There are many examples of the industry trying to better understand their processes, which is a terrific first step. There is still some hesitation related to how the regulating agencies will respond in practice. There is a great deal of faith involved with implementing these systems, but I would stress that the focus of the faith should not be on how regulating agencies will interact with these systems—the focus should be on the faith that these tools and this framework will provide the improvements and change we wish to see.
Van Arnum: What would you identify as the key components of ICH Q10 as a model for a pharmaceutical quality system?
Kamm: The main moving parts of a quality system include areas such as the handling of deviations, corrective and preventive action (CAPA), release systems, and process monitoring and controls. These components rely on two concepts that are a common theme throughout ICH Q10: continuous improvement and the management of change resulting from these improvements. ICH Q10 makes it clear that these elements apply not only to the product throughout its life cycle, but also to the quality system itself. In addition to these key components, ICH Q10 also nicely defines the product life cycle to include: product development, technology transfer, manufacturing, and product discontinuation. Continuous improvement involves elements such as cost savings, streamlining and elimination of waste. In addition, and perhaps more critically, continuous improvement allows for deeper process understanding throughout the product life cycle.

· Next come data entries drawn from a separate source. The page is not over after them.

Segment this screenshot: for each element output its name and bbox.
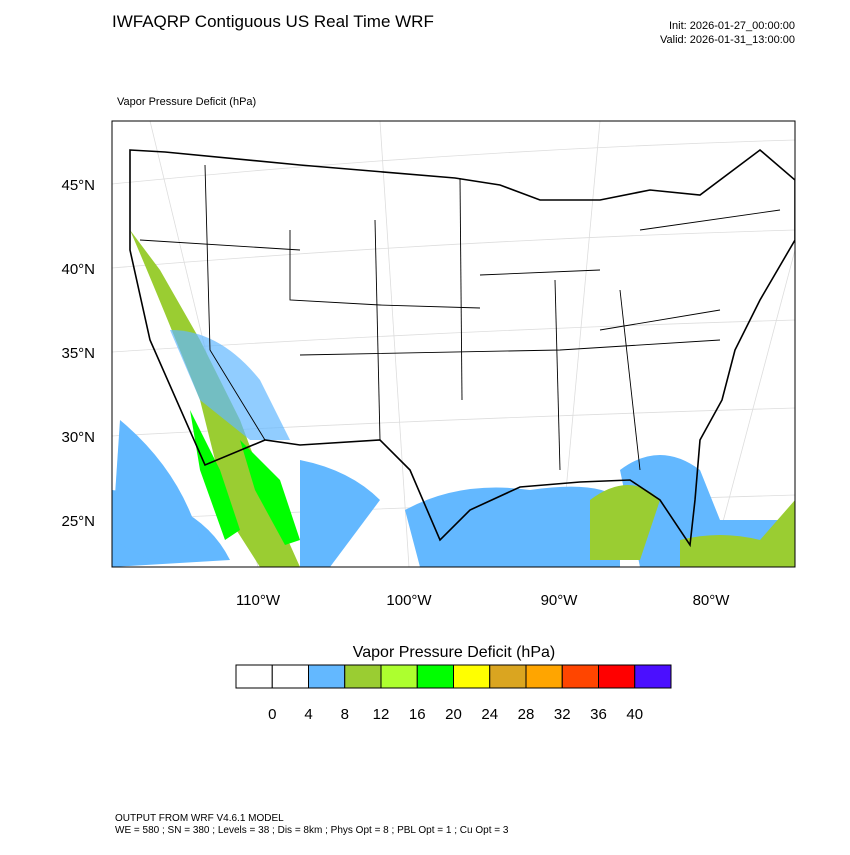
- colorbar-label: 24: [481, 706, 498, 723]
- lat-label: 45°N: [61, 177, 95, 194]
- colorbar-box: [489, 664, 527, 689]
- colorbar-title: Vapor Pressure Deficit (hPa): [353, 644, 555, 661]
- colorbar-box: [416, 664, 454, 689]
- colorbar-label: 4: [304, 706, 312, 723]
- lon-label: 90°W: [541, 592, 579, 609]
- footer-line: WE = 580 ; SN = 380 ; Levels = 38 ; Dis …: [115, 825, 509, 836]
- title: IWFAQRP Contiguous US Real Time WRF: [112, 12, 434, 31]
- colorbar-box: [598, 664, 636, 689]
- colorbar-box: [271, 664, 309, 689]
- footer-line: OUTPUT FROM WRF V4.6.1 MODEL: [115, 813, 284, 824]
- colorbar-box: [308, 664, 346, 689]
- lat-label: 40°N: [61, 261, 95, 278]
- lon-label: 100°W: [386, 592, 432, 609]
- colorbar-label: 8: [341, 706, 349, 723]
- colorbar-box: [453, 664, 491, 689]
- lat-label: 25°N: [61, 513, 95, 530]
- lat-label: 35°N: [61, 345, 95, 362]
- colorbar-label: 16: [409, 706, 426, 723]
- valid-time: Valid: 2026-01-31_13:00:00: [660, 34, 795, 46]
- init-time: Init: 2026-01-27_00:00:00: [669, 20, 795, 32]
- colorbar: Vapor Pressure Deficit (hPa) 0 4 8 12 16 20 24…: [235, 644, 672, 723]
- colorbar-box: [634, 664, 672, 689]
- lat-label: 30°N: [61, 429, 95, 446]
- colorbar-label: 12: [373, 706, 390, 723]
- colorbar-box: [344, 664, 382, 689]
- lon-label: 110°W: [236, 592, 281, 609]
- map: 45°N 40°N 35°N 30°N 25°N 110°W 100°W 90°…: [61, 120, 796, 609]
- lon-label: 80°W: [693, 592, 731, 609]
- colorbar-label: 28: [518, 706, 535, 723]
- colorbar-box: [525, 664, 563, 689]
- colorbar-box: [235, 664, 273, 689]
- colorbar-label: 20: [445, 706, 462, 723]
- colorbar-box: [561, 664, 599, 689]
- colorbar-label: 40: [626, 706, 643, 723]
- map-subtitle: Vapor Pressure Deficit (hPa): [117, 96, 256, 108]
- colorbar-label: 32: [554, 706, 571, 723]
- colorbar-label: 0: [268, 706, 276, 723]
- colorbar-label: 36: [590, 706, 607, 723]
- colorbar-box: [380, 664, 418, 689]
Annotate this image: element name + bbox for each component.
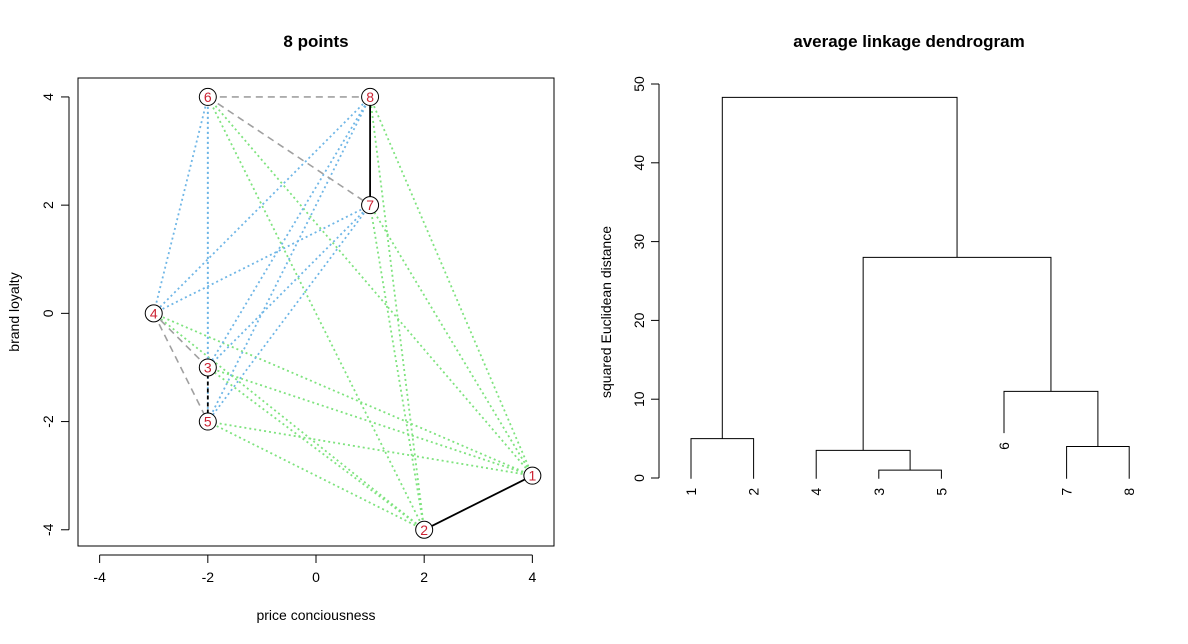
scatter-edge	[207, 96, 371, 422]
scatter-edge	[153, 312, 425, 531]
scatter-point-label: 6	[204, 89, 212, 105]
scatter-edge	[207, 96, 371, 206]
scatter-edges	[152, 96, 534, 531]
scatter-point	[198, 87, 217, 106]
scatter-plot-frame	[77, 77, 555, 547]
scatter-point-label: 4	[150, 305, 158, 321]
scatter-y-tick-label: 4	[40, 93, 56, 101]
scatter-title: 8 points	[283, 32, 348, 51]
scatter-x-axis-label: price conciousness	[256, 607, 375, 623]
scatter-point-label: 5	[204, 414, 212, 430]
scatter-edge	[207, 96, 371, 368]
dendrogram-panel: average linkage dendrogram squared Eucli…	[598, 32, 1137, 496]
dendrogram-y-tick-label: 50	[631, 76, 647, 92]
dendrogram-leaf-label: 2	[746, 488, 762, 496]
scatter-edge	[207, 366, 425, 531]
dendrogram-link	[862, 256, 1052, 451]
scatter-edge	[369, 204, 534, 477]
scatter-edge	[153, 312, 209, 369]
dendrogram-y-tick-label: 10	[631, 391, 647, 407]
dendrogram-leaf-label: 4	[808, 488, 824, 496]
scatter-edge	[207, 96, 534, 477]
dendrogram-y-tick-label: 0	[631, 474, 647, 482]
scatter-point	[198, 358, 217, 377]
scatter-x-tick-label: -2	[202, 569, 215, 585]
scatter-edge	[153, 312, 209, 422]
dendrogram-links	[690, 96, 1130, 479]
dendrogram-y-tick-label: 30	[631, 234, 647, 250]
scatter-edge	[153, 96, 371, 314]
scatter-point-label: 2	[420, 522, 428, 538]
scatter-edge	[207, 420, 533, 477]
dendrogram-link	[878, 469, 942, 479]
scatter-edge	[153, 204, 371, 315]
dendrogram-leaf-label: 3	[871, 488, 887, 496]
scatter-edge	[369, 204, 426, 530]
dendrogram-link	[1066, 445, 1130, 479]
scatter-point-label: 7	[366, 197, 374, 213]
scatter-y-tick-label: -4	[40, 523, 56, 536]
scatter-edge	[207, 96, 425, 531]
scatter-point-label: 8	[366, 89, 374, 105]
scatter-x-tick-label: 2	[420, 569, 428, 585]
scatter-edge	[207, 204, 371, 369]
scatter-point	[415, 520, 434, 539]
scatter-y-tick-label: 2	[40, 201, 56, 209]
dendrogram-link	[690, 438, 755, 479]
scatter-point	[144, 304, 163, 323]
dendrogram-leaf-label: 8	[1121, 488, 1137, 496]
dendrogram-y-axis-label: squared Euclidean distance	[598, 226, 614, 398]
scatter-edge	[207, 420, 425, 531]
scatter-point-label: 3	[204, 359, 212, 375]
dendrogram-leaf-label: 7	[1059, 488, 1075, 496]
scatter-point	[361, 196, 380, 215]
dendrogram-leaves: 1 2 4 3 5 6 7 8	[683, 442, 1137, 496]
scatter-edge	[369, 96, 534, 477]
scatter-y-tick-label: 0	[40, 309, 56, 317]
scatter-y-axis-label: brand loyalty	[6, 272, 22, 351]
scatter-edge	[153, 312, 533, 477]
dendrogram-leaf-label: 5	[933, 488, 949, 496]
dendrogram-y-tick-label: 40	[631, 155, 647, 171]
scatter-x-tick-label: -4	[93, 569, 106, 585]
scatter-point	[361, 87, 380, 106]
dendrogram-y-tick-label: 20	[631, 312, 647, 328]
scatter-point	[198, 412, 217, 431]
scatter-edge	[152, 96, 209, 314]
dendrogram-leaf-label: 1	[683, 488, 699, 496]
dendrogram-title: average linkage dendrogram	[793, 32, 1024, 51]
dendrogram-link	[815, 449, 911, 479]
scatter-edge	[423, 474, 533, 531]
scatter-panel: 8 points price conciousness brand loyalt…	[6, 32, 555, 623]
scatter-y-tick-label: -2	[40, 415, 56, 428]
dendrogram-leaf-label: 6	[996, 442, 1012, 450]
dendrogram-link	[1003, 390, 1099, 447]
scatter-x-tick-label: 0	[312, 569, 320, 585]
scatter-point	[523, 466, 542, 485]
scatter-points: 1 2 3 4 5 6 7 8	[144, 87, 542, 539]
scatter-axes: -4 -2 0 2 4 -4 -2 0 2 4	[40, 93, 536, 585]
scatter-x-tick-label: 4	[528, 569, 536, 585]
scatter-point-label: 1	[528, 468, 536, 484]
dendrogram-axis: 0 10 20 30 40 50	[631, 76, 660, 482]
scatter-edge	[207, 204, 371, 423]
dendrogram-link	[721, 96, 958, 439]
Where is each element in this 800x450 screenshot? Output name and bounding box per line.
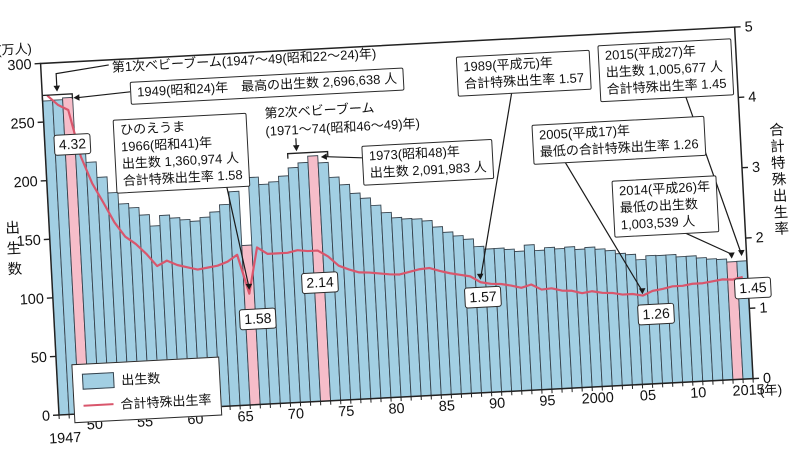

Reducing costs and improving efficiency in manufacturing is critical. Efficient processes go hand in hand with processes that are well understood. The focus on efficiency only occurs after processes are already stable, predictable and capable. The issues associated with the availability of a critical product (e.g., flu vaccine) can have an extreme effect on the public. If processes are better understood, and technology transfer could occur more smoothly, then shortage situations would occur less frequently. Products that have efficient manufacturing processes typically are not the products that we fear will run into problems related to market supply. In addition to these effects in manufacturing, reducing costs and speeding up product development can enable important drugs to make it to market faster. The end game of continuous improvement is to improve costs as well as to allow for faster innovation, deeper process understanding, and higher success rates of meeting the needs of the public.
Everybody wants to improve; nobody wants to change. This lies at the heart of all improvements because, after all, improvement is change. The management of this change is extremely important. The systems approach outlined in the quality system must ensure confidence that correct decisions are being made and encourage science and risk based approach to these quality decisions. They also promote process understanding, stressing the link between development and manufacturing, improving quality monitoring and review (based on data methods such as process control and process capability) and encouraging preventive action over corrective action.
The pharmaceutical industry in many ways has been lagging behind many other industries in their adoption of these continuous improvement activities. Having access to these approaches and having regulatory agencies in agreement on the rules of engagement is the important first step.